David was a partner at Hill & Barlow, where he practiced for 17 years (1985-2002). Since 1991 he has been arbitrating and mediating a wide variety of cases, ranging from complex commercial disputes to divorce, for a number of dispute resolution organizations, including the The Mediation Group, American Arbitration Association, the Private Adjudication Center, the CPR Institute for Dispute Resolution, Massachusetts Office of Dispute Resolution, Middlesex Multi-Door Courthouse, Massachusetts Appeals Court, and Massachusetts Federal District Court.
He is past chair of the ABA Section of Dispute Resolution and past president of the New England chapter of the Association of Conflict Resolution (ACR).

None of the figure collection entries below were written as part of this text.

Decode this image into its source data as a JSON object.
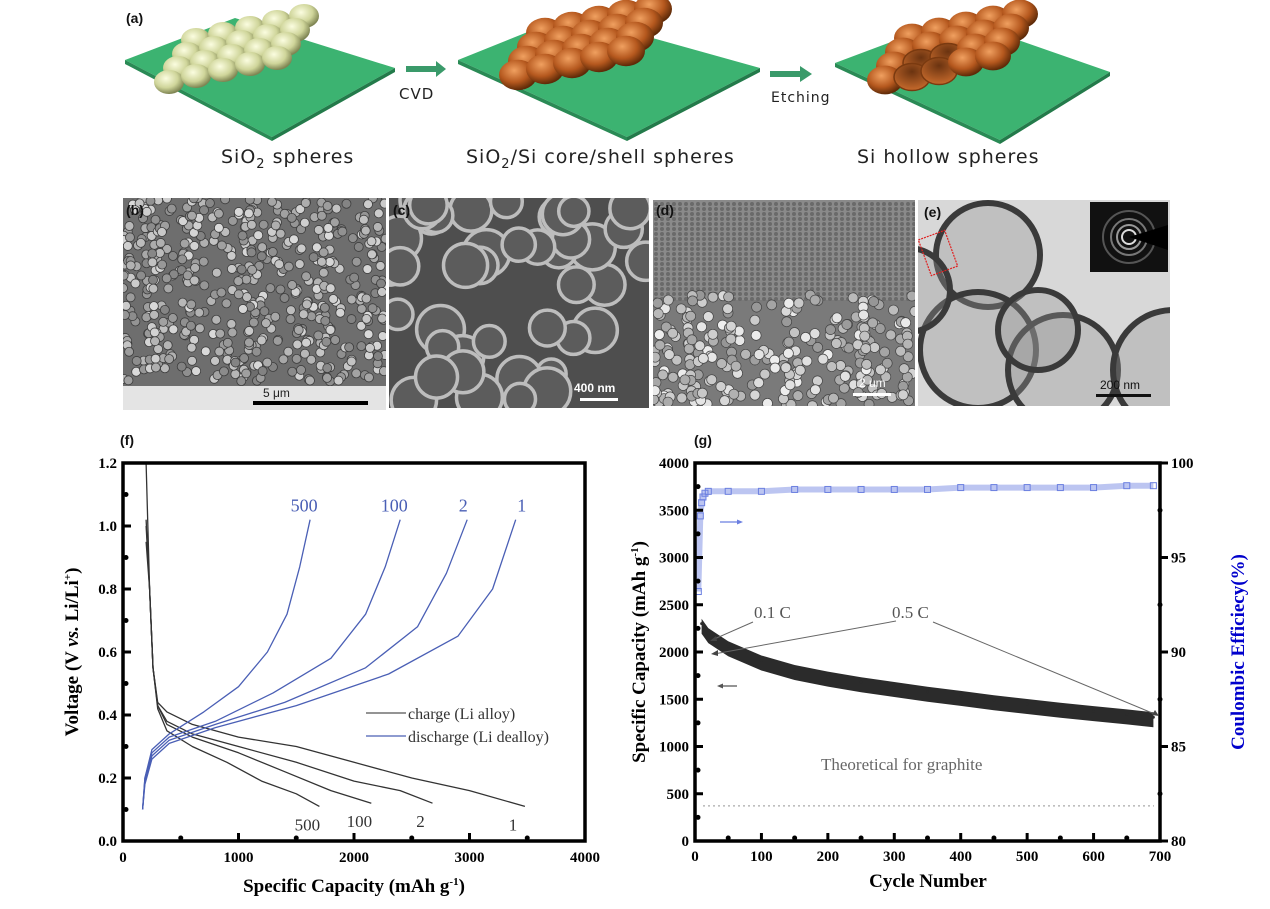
{
  "panels": {
    "a": "(a)",
    "b": "(b)",
    "c": "(c)",
    "d": "(d)",
    "e": "(e)",
    "f": "(f)",
    "g": "(g)"
  },
  "scheme": {
    "stage1_label": "SiO",
    "stage1_sub": "2",
    "stage1_rest": " spheres",
    "step1": "CVD",
    "stage2_label": "SiO",
    "stage2_sub": "2",
    "stage2_rest": "/Si core/shell spheres",
    "step2": "Etching",
    "stage3_label": "Si hollow spheres",
    "colors": {
      "substrate": "#3cb371",
      "silica": "#d6dba4",
      "silicon": "#b5581e",
      "arrow": "#3a9a6a"
    }
  },
  "micrographs": {
    "b_scale": "5 μm",
    "c_scale": "400 nm",
    "d_scale": "2 um",
    "e_scale": "200 nm"
  },
  "chart_data": [
    {
      "type": "line",
      "panel": "(f)",
      "xlabel": "Specific Capacity (mAh g",
      "xlabel_sup": "-1",
      "xlabel_end": ")",
      "ylabel": "Voltage (V vs. Li/Li",
      "ylabel_sup": "+",
      "ylabel_end": ")",
      "xlim": [
        0,
        4000
      ],
      "ylim": [
        0.0,
        1.2
      ],
      "xticks": [
        "0",
        "1000",
        "2000",
        "3000",
        "4000"
      ],
      "yticks": [
        "0.0",
        "0.2",
        "0.4",
        "0.6",
        "0.8",
        "1.0",
        "1.2"
      ],
      "legend": {
        "position": "center-right",
        "entries": [
          "charge (Li alloy)",
          "discharge (Li dealloy)"
        ]
      },
      "colors": {
        "charge": "#333333",
        "discharge": "#4a5fb5"
      },
      "series": [
        {
          "name": "charge cycle 1",
          "label": "1",
          "kind": "charge",
          "x": [
            200,
            230,
            260,
            300,
            380,
            600,
            1000,
            1500,
            2000,
            2500,
            3000,
            3480
          ],
          "y": [
            1.2,
            0.8,
            0.55,
            0.44,
            0.41,
            0.37,
            0.33,
            0.3,
            0.25,
            0.2,
            0.16,
            0.11
          ]
        },
        {
          "name": "charge cycle 2",
          "label": "2",
          "kind": "charge",
          "x": [
            200,
            230,
            260,
            300,
            380,
            600,
            1000,
            1500,
            2000,
            2400,
            2680
          ],
          "y": [
            1.02,
            0.8,
            0.55,
            0.43,
            0.38,
            0.34,
            0.3,
            0.25,
            0.19,
            0.16,
            0.12
          ]
        },
        {
          "name": "charge cycle 100",
          "label": "100",
          "kind": "charge",
          "x": [
            200,
            230,
            260,
            300,
            380,
            600,
            1000,
            1400,
            1800,
            2150
          ],
          "y": [
            1.0,
            0.8,
            0.55,
            0.43,
            0.37,
            0.33,
            0.28,
            0.22,
            0.16,
            0.12
          ]
        },
        {
          "name": "charge cycle 500",
          "label": "500",
          "kind": "charge",
          "x": [
            200,
            230,
            260,
            300,
            380,
            600,
            900,
            1200,
            1500,
            1700
          ],
          "y": [
            0.95,
            0.8,
            0.55,
            0.42,
            0.35,
            0.3,
            0.25,
            0.19,
            0.15,
            0.11
          ]
        },
        {
          "name": "discharge cycle 1",
          "label": "1",
          "kind": "discharge",
          "x": [
            170,
            190,
            250,
            400,
            800,
            1500,
            2300,
            2900,
            3200,
            3400
          ],
          "y": [
            0.1,
            0.18,
            0.26,
            0.31,
            0.36,
            0.43,
            0.53,
            0.65,
            0.8,
            1.02
          ]
        },
        {
          "name": "discharge cycle 2",
          "label": "2",
          "kind": "discharge",
          "x": [
            170,
            190,
            250,
            400,
            800,
            1400,
            2100,
            2550,
            2800,
            2980
          ],
          "y": [
            0.1,
            0.19,
            0.27,
            0.32,
            0.37,
            0.44,
            0.55,
            0.68,
            0.85,
            1.02
          ]
        },
        {
          "name": "discharge cycle 100",
          "label": "100",
          "kind": "discharge",
          "x": [
            170,
            190,
            250,
            400,
            800,
            1300,
            1800,
            2100,
            2270,
            2400
          ],
          "y": [
            0.1,
            0.2,
            0.28,
            0.33,
            0.38,
            0.47,
            0.58,
            0.72,
            0.87,
            1.02
          ]
        },
        {
          "name": "discharge cycle 500",
          "label": "500",
          "kind": "discharge",
          "x": [
            170,
            190,
            250,
            400,
            700,
            1000,
            1250,
            1420,
            1530,
            1620
          ],
          "y": [
            0.1,
            0.2,
            0.29,
            0.34,
            0.41,
            0.49,
            0.6,
            0.72,
            0.87,
            1.02
          ]
        }
      ]
    },
    {
      "type": "scatter",
      "panel": "(g)",
      "xlabel": "Cycle Number",
      "ylabel": "Specific Capacity (mAh g",
      "ylabel_sup": "-1",
      "ylabel_end": ")",
      "y2label": "Coulombic Efficiecy(%)",
      "xlim": [
        0,
        700
      ],
      "ylim": [
        0,
        4000
      ],
      "y2lim": [
        80,
        100
      ],
      "xticks": [
        "0",
        "100",
        "200",
        "300",
        "400",
        "500",
        "600",
        "700"
      ],
      "yticks": [
        "0",
        "500",
        "1000",
        "1500",
        "2000",
        "2500",
        "3000",
        "3500",
        "4000"
      ],
      "y2ticks": [
        "80",
        "85",
        "90",
        "95",
        "100"
      ],
      "colors": {
        "capacity": "#2b2b2b",
        "efficiency": "#6b7fe0",
        "y2label": "#0000cc",
        "annotation": "#555555"
      },
      "annotations": {
        "rate1": "0.1 C",
        "rate2": "0.5 C",
        "reference": "Theoretical for graphite"
      },
      "reference_line_value": 372,
      "series": [
        {
          "name": "Specific Capacity",
          "axis": "left",
          "x": [
            10,
            20,
            50,
            100,
            150,
            200,
            250,
            300,
            350,
            400,
            450,
            500,
            550,
            600,
            650,
            690
          ],
          "y": [
            2300,
            2200,
            2060,
            1910,
            1810,
            1740,
            1680,
            1630,
            1580,
            1535,
            1490,
            1450,
            1410,
            1375,
            1340,
            1310
          ]
        },
        {
          "name": "Coulombic Efficiency",
          "axis": "right",
          "x": [
            5,
            8,
            10,
            12,
            15,
            20,
            50,
            100,
            150,
            200,
            250,
            300,
            350,
            400,
            450,
            500,
            550,
            600,
            650,
            690
          ],
          "y": [
            93.2,
            97.2,
            97.9,
            98.2,
            98.4,
            98.5,
            98.5,
            98.5,
            98.6,
            98.6,
            98.6,
            98.6,
            98.6,
            98.7,
            98.7,
            98.7,
            98.7,
            98.7,
            98.8,
            98.8
          ]
        }
      ]
    }
  ]
}
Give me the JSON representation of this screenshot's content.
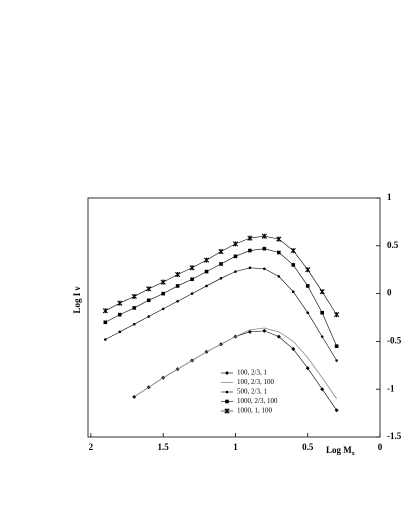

David was a founding member of the Massachusetts Collaborative Law Council, on which he served as a board member. He also served as chair of the Boston Bar Association ADR Committee and as a member of the Massachusetts Supreme Judicial Court Standing Committee on Dispute Resolution from 1994 to 2002. Along with TMG Principal David Matz, David is the co-author of a two-volume treatise entitled "Massachusetts Alternative Dispute Resolution" (Michie 1994) and is the co-editor (with Daniel Bowling) of "Bringing Peace into the Room: How the Personal Qualities of the Mediator Impact the Process of Conflict Resolution" (Jossey-Bass 2003).
David graduated from Princeton University in 1970 (summa cum laude) and received an M.A. in American Studies from Cornell University in 1974. He was the owner and operator of Danby Hardwoods, Inc. (1974-81) and a consultant for the U.S. Small Business Administration. In 1984 David graduated from Harvard Law School (magna cum laude), where he was an editor of the Harvard Law Review, an instructor in Legal Methods, and a research assistant for Prof. Laurence Tribe. David served as a law clerk for the Honorable Stephen G. Breyer on the U.S. Court of Appeals for the First Circuit (1984-85).